As he spoke, reporters swarmed around the lobby, falling over television cameras and fighting over chairs to get an angle on the candidate. A master at wrangling his hometown press corps since his early days in real estate, Trump had billed Tuesday's event as a press conference, although he had no intention of taking any questions. But it got the media right where he wanted, allowing him to change the narrative about his campaign after weeks of bad headlines detailing staff shakeups, organizational dysfunction, and a general lack of awareness about what primaries actually are among the leaders of Trump's organization.


"My team has been amazing. It's actually a team of unity, it's evolving, but people don't understand that," he reminded us. "The press understands that—they just don't want to talk about it. But that's OK.

"Just keep talking," he continued, as reporters scribbled his every word. "It's very important: Just keep talking."

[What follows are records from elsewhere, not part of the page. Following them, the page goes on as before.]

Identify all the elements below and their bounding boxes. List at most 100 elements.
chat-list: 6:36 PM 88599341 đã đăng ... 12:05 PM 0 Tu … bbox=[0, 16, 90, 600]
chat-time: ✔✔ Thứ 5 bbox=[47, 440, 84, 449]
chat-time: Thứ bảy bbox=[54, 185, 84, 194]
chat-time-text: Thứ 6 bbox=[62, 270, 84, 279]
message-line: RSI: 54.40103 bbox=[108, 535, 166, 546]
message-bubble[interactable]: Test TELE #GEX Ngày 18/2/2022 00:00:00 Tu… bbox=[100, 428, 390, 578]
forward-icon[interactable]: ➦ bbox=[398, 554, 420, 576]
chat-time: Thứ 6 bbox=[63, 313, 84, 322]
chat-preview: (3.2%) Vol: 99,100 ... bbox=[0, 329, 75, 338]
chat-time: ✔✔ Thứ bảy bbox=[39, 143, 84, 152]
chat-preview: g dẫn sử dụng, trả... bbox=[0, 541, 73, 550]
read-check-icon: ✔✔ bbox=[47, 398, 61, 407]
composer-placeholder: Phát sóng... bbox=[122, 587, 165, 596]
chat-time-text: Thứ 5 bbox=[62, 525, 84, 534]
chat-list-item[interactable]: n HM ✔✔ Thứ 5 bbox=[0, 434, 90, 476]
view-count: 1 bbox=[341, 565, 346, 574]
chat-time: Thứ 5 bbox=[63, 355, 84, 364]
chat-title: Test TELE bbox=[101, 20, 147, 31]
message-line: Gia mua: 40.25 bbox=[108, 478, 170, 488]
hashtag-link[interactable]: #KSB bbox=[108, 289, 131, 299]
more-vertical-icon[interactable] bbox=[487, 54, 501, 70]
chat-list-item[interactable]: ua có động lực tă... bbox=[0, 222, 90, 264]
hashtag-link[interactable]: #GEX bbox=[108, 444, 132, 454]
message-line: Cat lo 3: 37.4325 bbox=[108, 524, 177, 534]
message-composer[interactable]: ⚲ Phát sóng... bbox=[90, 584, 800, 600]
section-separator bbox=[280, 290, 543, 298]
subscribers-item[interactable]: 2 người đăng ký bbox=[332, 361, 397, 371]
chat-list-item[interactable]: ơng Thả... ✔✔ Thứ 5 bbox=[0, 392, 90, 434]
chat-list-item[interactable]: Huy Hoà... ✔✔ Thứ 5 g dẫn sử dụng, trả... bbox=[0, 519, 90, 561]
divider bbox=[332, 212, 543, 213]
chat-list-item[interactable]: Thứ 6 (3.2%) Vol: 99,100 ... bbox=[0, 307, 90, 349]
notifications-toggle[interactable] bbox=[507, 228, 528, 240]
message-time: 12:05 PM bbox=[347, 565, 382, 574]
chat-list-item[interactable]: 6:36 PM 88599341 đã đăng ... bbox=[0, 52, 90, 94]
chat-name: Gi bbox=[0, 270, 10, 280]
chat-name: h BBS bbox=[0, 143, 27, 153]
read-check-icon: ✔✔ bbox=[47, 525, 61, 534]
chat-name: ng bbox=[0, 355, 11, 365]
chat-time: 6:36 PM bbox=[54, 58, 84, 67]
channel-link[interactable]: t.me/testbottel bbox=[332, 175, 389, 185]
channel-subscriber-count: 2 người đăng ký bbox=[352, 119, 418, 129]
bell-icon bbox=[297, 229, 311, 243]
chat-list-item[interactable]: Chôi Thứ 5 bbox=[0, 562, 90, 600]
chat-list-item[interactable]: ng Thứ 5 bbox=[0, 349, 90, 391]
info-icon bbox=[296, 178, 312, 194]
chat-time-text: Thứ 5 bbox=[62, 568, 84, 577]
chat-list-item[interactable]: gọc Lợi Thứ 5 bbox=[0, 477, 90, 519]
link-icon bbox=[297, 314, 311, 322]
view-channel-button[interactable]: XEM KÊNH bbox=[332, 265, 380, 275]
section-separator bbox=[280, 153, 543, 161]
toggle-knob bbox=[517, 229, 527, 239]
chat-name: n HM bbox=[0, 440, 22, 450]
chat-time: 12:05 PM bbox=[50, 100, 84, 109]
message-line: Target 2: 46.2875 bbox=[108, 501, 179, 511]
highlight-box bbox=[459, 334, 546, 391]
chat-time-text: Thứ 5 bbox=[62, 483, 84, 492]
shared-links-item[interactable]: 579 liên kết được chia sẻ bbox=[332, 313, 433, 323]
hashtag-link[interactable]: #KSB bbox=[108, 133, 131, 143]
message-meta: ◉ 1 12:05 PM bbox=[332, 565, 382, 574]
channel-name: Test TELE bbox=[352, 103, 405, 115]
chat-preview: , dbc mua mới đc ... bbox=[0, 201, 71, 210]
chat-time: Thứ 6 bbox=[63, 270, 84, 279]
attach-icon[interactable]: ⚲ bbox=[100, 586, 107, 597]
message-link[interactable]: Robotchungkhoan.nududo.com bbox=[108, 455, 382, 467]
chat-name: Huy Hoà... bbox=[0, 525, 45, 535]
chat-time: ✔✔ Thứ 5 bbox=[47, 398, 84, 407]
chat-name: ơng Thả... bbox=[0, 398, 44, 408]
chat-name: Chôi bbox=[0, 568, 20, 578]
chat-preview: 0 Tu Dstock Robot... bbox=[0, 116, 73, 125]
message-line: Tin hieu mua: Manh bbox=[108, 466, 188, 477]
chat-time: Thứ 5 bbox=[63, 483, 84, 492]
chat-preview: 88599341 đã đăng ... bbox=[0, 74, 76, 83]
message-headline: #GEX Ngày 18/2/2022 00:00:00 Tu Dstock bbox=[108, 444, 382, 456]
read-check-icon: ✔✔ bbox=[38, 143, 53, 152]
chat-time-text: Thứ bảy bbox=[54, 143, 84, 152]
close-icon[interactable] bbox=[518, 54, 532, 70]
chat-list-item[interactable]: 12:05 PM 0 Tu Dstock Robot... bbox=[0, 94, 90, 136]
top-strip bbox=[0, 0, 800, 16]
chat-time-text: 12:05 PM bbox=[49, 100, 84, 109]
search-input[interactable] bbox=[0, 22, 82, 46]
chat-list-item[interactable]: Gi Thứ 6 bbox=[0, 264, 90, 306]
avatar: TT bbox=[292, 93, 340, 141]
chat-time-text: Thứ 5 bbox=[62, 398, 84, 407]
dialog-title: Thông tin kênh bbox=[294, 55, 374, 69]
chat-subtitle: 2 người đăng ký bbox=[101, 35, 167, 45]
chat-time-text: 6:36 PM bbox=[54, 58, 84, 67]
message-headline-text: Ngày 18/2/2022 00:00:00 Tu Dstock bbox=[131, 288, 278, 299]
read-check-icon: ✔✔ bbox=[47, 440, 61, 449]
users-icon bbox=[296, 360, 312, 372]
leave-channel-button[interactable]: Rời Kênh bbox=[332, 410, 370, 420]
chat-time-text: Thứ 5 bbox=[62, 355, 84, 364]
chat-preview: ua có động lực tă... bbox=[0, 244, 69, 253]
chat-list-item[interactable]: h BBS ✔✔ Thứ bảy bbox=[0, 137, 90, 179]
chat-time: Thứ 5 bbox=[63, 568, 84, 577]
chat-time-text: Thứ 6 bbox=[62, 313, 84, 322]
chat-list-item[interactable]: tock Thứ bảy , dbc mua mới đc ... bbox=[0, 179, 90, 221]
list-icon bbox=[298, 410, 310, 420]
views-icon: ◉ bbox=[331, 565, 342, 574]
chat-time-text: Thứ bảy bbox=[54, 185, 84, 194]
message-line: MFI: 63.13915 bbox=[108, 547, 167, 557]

Hyperbole aside, Tuesday's primary was undoubtedly a major victory for Trump, pushing the Republican frontrunner closer toward racking up the 1,237 delegates he needs to win the nomination outright. By the same token, the results were also a setback for Cruz, whose campaign strategy relies on denying Trump a majority of votes on the convention floor. Apparently having failed to win over the state's voters with dog-whistle comments about their "values," the Texas senator finished a dismal third in New York, more than 10 points behind Ohio Governor John Kasich. But neither had a real chance against the frontrunner, and by Tuesday evening, both had fled New York for other upcoming primary states.

Ironically, the only New York county Trump appeared to lose was the one he spoke from Tuesday night; as of Tuesday night, Kasich was leading Manhattan by a couple of points. Not that it mattered much to Trump either way. The candidate found his groove, and it was right where it has always been.

"I have great admiration and praise for the city of New York, and the state of New York," he gushed Tuesday. "I can't think of nowhere that I'd rather have this victory."

"We love New York," he added, exiting the stage to cheers. "We love New York!"